The judgment said that admittedly, in the ordinance and 2011 regulation, there is no concept of trial etc., rather it’s ‘preventive detention’ only and the duration of internment is given in section 11, which reads “the power of intern shall be valid from the date when this ordinance is to have come into force, or on the day the order of internment is issued, whichever is earlier, till the continuation of action in aid of civil power.”
Except this provision, the judges said, they have not come across any other law, which provides for preventive detention for a period of 90 days or more. Looking on this touchstone of violation of fundamental rights as enshrined in the Constitution along with the law of land, Section 61 of the Criminal Procedure Code prescribes that persons arrested are not to be detained for more than 24 hours. No law enforcing agency shall detain in custody a person arrested without warrant for period longer than 24 hours.

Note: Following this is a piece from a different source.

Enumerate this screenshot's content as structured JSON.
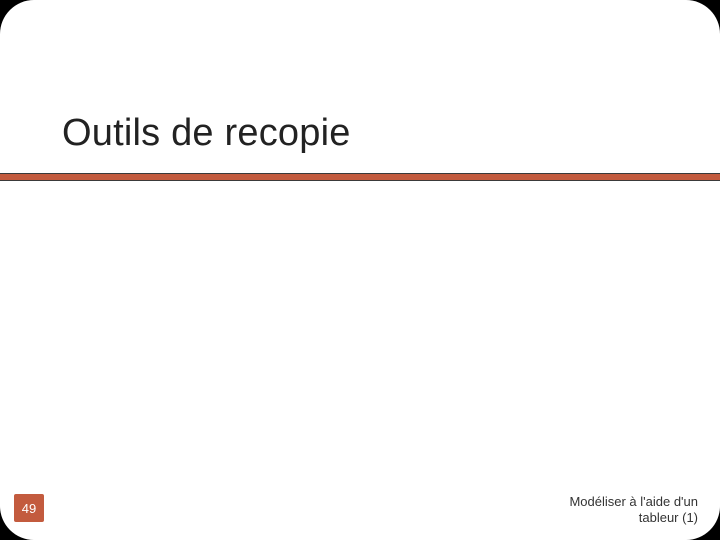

The judges said they have witnessed in a number of missing persons cases that they were detained for years and years without even providing the record to this effect. In about 15-20 percent such cases the detainees suddenly appear before the court and inform that they have been released by agencies and on the assurance of not disclosing anything.

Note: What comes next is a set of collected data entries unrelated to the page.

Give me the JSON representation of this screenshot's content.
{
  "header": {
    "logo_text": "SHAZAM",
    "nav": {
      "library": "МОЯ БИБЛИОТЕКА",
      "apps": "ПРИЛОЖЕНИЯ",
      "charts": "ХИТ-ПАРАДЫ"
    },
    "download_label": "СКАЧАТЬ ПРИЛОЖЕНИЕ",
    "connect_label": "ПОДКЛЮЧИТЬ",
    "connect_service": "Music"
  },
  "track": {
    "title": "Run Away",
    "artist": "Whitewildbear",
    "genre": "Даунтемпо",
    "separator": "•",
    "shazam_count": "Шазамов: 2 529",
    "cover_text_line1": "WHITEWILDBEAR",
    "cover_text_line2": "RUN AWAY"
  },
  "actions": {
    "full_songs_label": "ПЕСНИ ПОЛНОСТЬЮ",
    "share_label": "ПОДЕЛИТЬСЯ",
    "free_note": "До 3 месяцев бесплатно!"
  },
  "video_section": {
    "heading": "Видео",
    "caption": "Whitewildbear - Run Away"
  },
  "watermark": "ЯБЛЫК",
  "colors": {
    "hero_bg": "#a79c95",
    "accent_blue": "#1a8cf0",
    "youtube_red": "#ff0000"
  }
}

The ruling said that these proceedings are not recorded [by court] in any of the order sheet for the last so many years for the reasons, not to expose the conduct of the agencies to the world. Article 10 of the Constitution provides safeguards as to arrest and detention to the effect, “every person who is arrested and detained in custody shall be produced before a magistrate within a period of 24 hours of such arrest, excluding the time necessary for the journey from the place of arrest to the court of the nearest magistrate and no such person shall be detained in custody beyond such period without the authority of the magistrate.”
The judgment said that according to the Pakistan Army Act, 1952, an amendment has also been brought in Section-2 (d) to the effect, “the accused so arrested shall be provided grounds of arrest within 24 hours of arrest as provided for in this act”. Section 2 is further amended by introducing clause c that “the accused shall have the right to engage a counsel of his choice and in case he is unable to engage a counsel due to any reason, the convening authority at its discretion may provide a counsel, at state expense, whereas in the so-called internment centres, the detainees are kept for years and years with no access to the lawyers etc., even they are denied meeting with their families/close blood relatives nor any charge is communicated to them. Neither there is any time given for prosecuting them. Any law or any custom or usage having the force of law insofar as it is inconsistent with constitutional fundamental rights, shall to the extent of such inconsistency be void, it said.

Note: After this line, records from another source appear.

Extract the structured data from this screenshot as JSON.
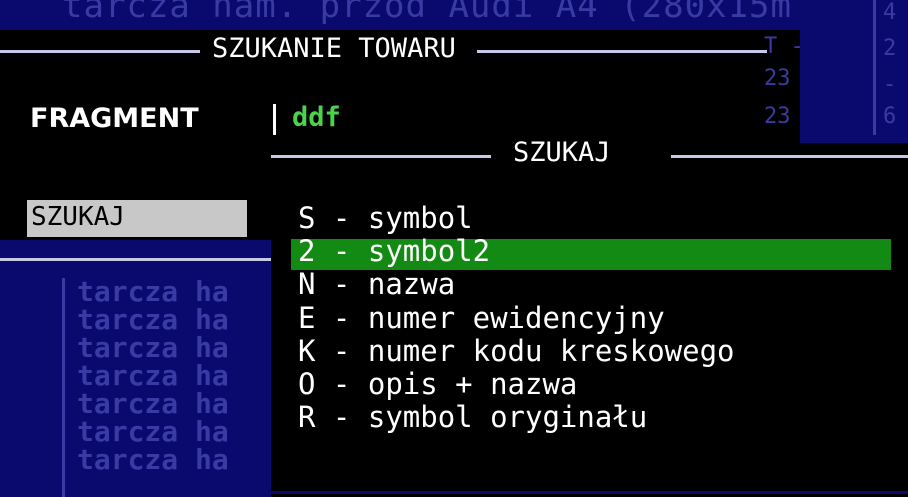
{
  "background": {
    "title_fragment": "tarcza ham. przód Audi A4 (280x15m",
    "right_col_a": [
      "T -",
      "23",
      "23"
    ],
    "right_col_b": [
      "4",
      "2",
      "-",
      "6"
    ],
    "list_items": [
      "tarcza ha",
      "tarcza ha",
      "tarcza ha",
      "tarcza ha",
      "tarcza ha",
      "tarcza ha",
      "tarcza ha"
    ]
  },
  "search_window": {
    "title": "SZUKANIE TOWARU",
    "field_label": "FRAGMENT",
    "field_value": "ddf",
    "button_label": "SZUKAJ"
  },
  "popup": {
    "title": "SZUKAJ",
    "items": [
      {
        "key": "S",
        "label": "symbol"
      },
      {
        "key": "2",
        "label": "symbol2"
      },
      {
        "key": "N",
        "label": "nazwa"
      },
      {
        "key": "E",
        "label": "numer ewidencyjny"
      },
      {
        "key": "K",
        "label": "numer kodu kreskowego"
      },
      {
        "key": "O",
        "label": "opis + nazwa"
      },
      {
        "key": "R",
        "label": "symbol oryginału"
      }
    ],
    "selected_index": 1
  },
  "colors": {
    "background": "#0a0a6e",
    "highlight": "#138a13",
    "input_text": "#4cd24c",
    "dim_text": "#3a3aa4"
  }
}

The verdict said that the state can’t make any law which takes away or abridge the rights so conferred and any law made in contravention of them shall to the extent of such contravention be void. Article 10-A provides for a fair trial and due process for the determination of civil rights and obligations or in any criminal charge against him. Likewise Article 4 provides for protection of law and to be treated in accordance with law which is inalienable right of every citizen and no action detrimental to the life, liberty, body, reputation or property of any person shall be taken except in accordance with law.
The judges said that they have witnessed in missing persons’ cases that for years and years the whereabouts of an individual are not known nor provided to his family.